E’ arrivata la pioggia a Lioni questo pomeriggio, quasi a voler nascondere le lacrime, mentre il feretro di Paolo Rosamilia lasciava la Chiesa Madre tra gli applausi. La bara bianca è stata accompagnata nel suo ultimo viaggio verso il cimitero da palloncini lasciati liberi di volare verso il cielo. Bianchi anch’essi, a dare luce a una giornata triste, conclusione di una settimana altrettanto triste.
Paolo, 19 anni, lunedì è stato fermato dalla Polizia svizzera e portato in una cella. Lì a causa di un malore è stato trovato senza vita mercoledì mattina. Nella serata le prime notizie ufficiali da Zurigo, poi tra giovedì e venerdì l’autopsia che confermava l’assenza di violenze sul suo corpo ed escludeva il suicidio. Sebbene restino dubbi su cosa sia accaduto in quelle ore trascorse nella cella della stazione di Polizia elvetica, e sarà la magistratura a indagare, oggi la salma del giovane è arrivata a Lioni.
Tantissimi ragazzi al suo funerale, stretti attorno alla numerosa famiglia. Uno striscione portava la loro firma. “Il vuoto che hai lasciato sarà incolmabile. Riposa in pace. Ti vogliamo bene”, è stato il saluto degli amici più cari. Sono i giorni del dolore e delle lacrime: ineluttabile verità ritornata spesso nel corso del rito funebre officiato dal parroco, don Tarcisio Gambalonga.

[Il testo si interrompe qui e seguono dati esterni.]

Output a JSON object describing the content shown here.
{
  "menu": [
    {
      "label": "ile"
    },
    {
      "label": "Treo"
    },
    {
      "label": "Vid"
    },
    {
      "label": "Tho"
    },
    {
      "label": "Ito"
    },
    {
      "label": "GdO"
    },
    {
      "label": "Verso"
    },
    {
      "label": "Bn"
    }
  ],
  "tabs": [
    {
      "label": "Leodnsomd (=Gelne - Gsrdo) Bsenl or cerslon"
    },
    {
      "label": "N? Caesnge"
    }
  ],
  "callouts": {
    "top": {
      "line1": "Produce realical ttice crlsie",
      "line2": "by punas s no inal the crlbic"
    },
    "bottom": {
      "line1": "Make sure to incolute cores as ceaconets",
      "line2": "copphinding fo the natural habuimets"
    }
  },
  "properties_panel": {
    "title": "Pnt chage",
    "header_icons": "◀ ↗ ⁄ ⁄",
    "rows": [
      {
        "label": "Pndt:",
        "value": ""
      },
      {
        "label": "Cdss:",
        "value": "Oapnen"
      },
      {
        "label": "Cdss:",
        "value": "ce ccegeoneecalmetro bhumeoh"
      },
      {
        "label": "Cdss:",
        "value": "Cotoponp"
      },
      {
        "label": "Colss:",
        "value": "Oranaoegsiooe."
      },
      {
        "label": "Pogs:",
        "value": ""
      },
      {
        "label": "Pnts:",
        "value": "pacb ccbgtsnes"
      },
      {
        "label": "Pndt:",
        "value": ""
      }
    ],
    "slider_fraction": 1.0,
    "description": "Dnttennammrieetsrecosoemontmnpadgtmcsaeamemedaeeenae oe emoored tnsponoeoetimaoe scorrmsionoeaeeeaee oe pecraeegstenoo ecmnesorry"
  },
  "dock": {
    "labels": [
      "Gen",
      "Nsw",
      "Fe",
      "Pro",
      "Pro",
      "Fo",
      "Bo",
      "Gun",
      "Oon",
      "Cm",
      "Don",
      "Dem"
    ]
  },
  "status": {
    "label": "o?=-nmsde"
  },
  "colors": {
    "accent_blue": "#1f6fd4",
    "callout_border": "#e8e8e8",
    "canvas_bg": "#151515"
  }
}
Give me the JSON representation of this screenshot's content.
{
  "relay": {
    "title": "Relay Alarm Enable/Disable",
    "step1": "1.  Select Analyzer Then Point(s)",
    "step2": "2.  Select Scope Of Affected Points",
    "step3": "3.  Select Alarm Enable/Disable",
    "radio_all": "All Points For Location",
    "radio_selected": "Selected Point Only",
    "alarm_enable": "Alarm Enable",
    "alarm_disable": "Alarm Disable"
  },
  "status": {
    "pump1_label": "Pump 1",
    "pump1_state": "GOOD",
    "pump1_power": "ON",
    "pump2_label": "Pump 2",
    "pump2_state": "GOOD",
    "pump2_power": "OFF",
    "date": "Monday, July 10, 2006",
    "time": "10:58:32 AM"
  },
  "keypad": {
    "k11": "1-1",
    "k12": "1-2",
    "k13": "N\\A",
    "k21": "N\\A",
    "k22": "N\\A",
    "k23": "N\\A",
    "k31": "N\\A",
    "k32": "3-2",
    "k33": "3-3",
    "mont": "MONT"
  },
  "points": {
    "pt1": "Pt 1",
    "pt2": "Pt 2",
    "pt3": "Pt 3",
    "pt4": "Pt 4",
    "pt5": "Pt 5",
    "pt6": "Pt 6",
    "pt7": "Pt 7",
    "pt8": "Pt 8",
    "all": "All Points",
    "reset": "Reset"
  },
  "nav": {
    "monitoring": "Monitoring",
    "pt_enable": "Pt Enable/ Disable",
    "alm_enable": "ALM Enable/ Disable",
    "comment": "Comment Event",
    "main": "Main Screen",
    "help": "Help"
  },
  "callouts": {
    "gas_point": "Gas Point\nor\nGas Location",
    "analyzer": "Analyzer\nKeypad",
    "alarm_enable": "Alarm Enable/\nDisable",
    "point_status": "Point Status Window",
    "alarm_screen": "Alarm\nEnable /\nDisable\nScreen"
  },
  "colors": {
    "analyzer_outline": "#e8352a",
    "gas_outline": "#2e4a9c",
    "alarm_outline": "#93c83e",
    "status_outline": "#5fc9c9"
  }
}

A un parente toscano il compito di dare qualche parola di testimonianza sul finale della messa. “Non si può morire a 19 anni”, è stato il suo incipit. Non si dovrebbe morire, secondo l’ordine naturale delle cose. Poi ha continuato parlando direttamente ai familiari: “Mosè nel salmo 90, in una delle versioni più antiche, diceva ‘facci conoscere il peso dei nostri giorni’. Ecco oggi è un giorno pesante: quello delle lacrime cui seguiranno i sensi di colpa. Il nostro Paolo vi direbbe di pensare a questo giorno e al suo peso, al peso di un mondo che vuole che un ragazzo abbia un vuoto esistenziale e non sappia come colmarlo. Paolo non ha trovato una chiave per farlo. Forse si sarà sentito rifiutato. Ma voi non giudicate, come Gesù venuto per salvare e non per giudicare”.